The line of the day comes from Kay Hymowitz's perceptive, comprehensive, and sure to be controversial new essay in City Journal on the "New Girl Order": "There's much to admire in the New Girl Order - and not just the previously hidden cleavage." In the piece, Hymowitz traces the globalization of the Single Young Female lifestyle which, she argues, "reflects a series of stunning demographic and economic shifts that are pointing much of the world - with important exceptions, including Africa and most of the Middle East - toward a New Girl Order. It's a man's world, James Brown always reminded us. But if these trends continue, not so much." One area I'd like to see Hymowitz explore in the future is the political implications of the New Girl Order. At the moment, the women Hymowitz describes in her piece are young, and so we may assume they do not vote in great numbers. What happens to our politics when they begin to do so? One more thought on Hymowitz's essay. The stunning sociocultural transformation she describes -
By the late 1990s, the SYF lifestyle was fully globalized. Indeed, you might think of SYFs as a sociological Starbucks: no matter how exotic the location, there they are, looking and behaving just like the American prototype. They shop for shoes in Kyoto, purses in Shanghai, jeans in Prague, and lip gloss in Singapore; they sip lattes in Dublin, drink cocktails in Chicago, and read lifestyle magazines in Krakow; they go to wine tastings in Boston, speed-dating events in Amsterdam, yoga classes in Paris, and ski resorts outside Tokyo.
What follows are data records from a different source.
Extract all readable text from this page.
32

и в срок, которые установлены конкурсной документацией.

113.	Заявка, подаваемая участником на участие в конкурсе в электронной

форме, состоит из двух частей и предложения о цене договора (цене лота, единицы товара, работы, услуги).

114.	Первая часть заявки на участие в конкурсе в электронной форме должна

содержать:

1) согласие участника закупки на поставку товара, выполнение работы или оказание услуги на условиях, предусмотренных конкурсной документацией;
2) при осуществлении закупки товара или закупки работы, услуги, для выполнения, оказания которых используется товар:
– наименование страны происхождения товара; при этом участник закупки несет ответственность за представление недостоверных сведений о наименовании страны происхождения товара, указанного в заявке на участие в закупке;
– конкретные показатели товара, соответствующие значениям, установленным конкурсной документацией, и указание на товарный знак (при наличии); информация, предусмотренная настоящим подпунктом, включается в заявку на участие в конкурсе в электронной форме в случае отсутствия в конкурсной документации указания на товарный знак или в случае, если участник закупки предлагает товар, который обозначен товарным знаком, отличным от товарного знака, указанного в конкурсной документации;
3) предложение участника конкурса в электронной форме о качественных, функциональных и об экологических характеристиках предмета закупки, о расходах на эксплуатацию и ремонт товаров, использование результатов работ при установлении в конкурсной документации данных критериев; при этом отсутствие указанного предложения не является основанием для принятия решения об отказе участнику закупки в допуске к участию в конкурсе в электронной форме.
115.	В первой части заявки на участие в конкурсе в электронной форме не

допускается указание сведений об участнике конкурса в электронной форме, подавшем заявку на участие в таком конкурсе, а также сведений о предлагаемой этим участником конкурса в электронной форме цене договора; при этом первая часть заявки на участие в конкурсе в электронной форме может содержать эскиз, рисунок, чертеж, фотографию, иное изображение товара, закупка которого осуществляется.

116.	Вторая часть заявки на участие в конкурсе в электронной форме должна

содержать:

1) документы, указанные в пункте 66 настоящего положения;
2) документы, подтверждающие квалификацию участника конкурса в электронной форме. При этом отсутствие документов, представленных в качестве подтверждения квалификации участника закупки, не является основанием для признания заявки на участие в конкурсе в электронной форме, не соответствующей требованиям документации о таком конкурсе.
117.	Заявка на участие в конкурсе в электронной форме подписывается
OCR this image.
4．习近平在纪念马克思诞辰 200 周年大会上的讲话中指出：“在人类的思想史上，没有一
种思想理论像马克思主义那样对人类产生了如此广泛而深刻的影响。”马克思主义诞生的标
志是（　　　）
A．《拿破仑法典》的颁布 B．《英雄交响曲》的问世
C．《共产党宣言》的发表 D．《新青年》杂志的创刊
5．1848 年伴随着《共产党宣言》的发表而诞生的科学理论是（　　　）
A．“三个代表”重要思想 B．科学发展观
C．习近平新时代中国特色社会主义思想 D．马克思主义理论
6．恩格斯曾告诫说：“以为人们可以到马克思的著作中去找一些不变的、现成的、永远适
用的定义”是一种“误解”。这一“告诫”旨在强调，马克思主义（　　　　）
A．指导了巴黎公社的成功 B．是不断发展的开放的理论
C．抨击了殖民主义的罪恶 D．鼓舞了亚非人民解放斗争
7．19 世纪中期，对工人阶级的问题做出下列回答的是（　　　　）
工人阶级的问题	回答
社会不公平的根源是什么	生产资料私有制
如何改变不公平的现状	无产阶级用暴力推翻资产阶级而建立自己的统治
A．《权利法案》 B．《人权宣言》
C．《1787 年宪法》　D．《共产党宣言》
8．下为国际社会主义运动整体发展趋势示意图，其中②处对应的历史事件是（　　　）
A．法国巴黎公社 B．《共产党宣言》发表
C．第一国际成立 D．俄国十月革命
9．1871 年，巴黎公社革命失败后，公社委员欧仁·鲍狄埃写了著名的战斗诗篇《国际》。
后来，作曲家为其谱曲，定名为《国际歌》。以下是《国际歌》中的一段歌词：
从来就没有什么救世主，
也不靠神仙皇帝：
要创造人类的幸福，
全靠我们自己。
- is possible only because the last 25 years have seen an unprecedented level of global economic growth as command economies across the world have opted for the market. The thing that undergirds this economic development is peace, and the thing that undergirds this peace is American power. If America's power were to diminish, if illiberal forces were to go on the march across the world, you can be sure that the development of the New Girl Order, among many other things, would grind to a halt.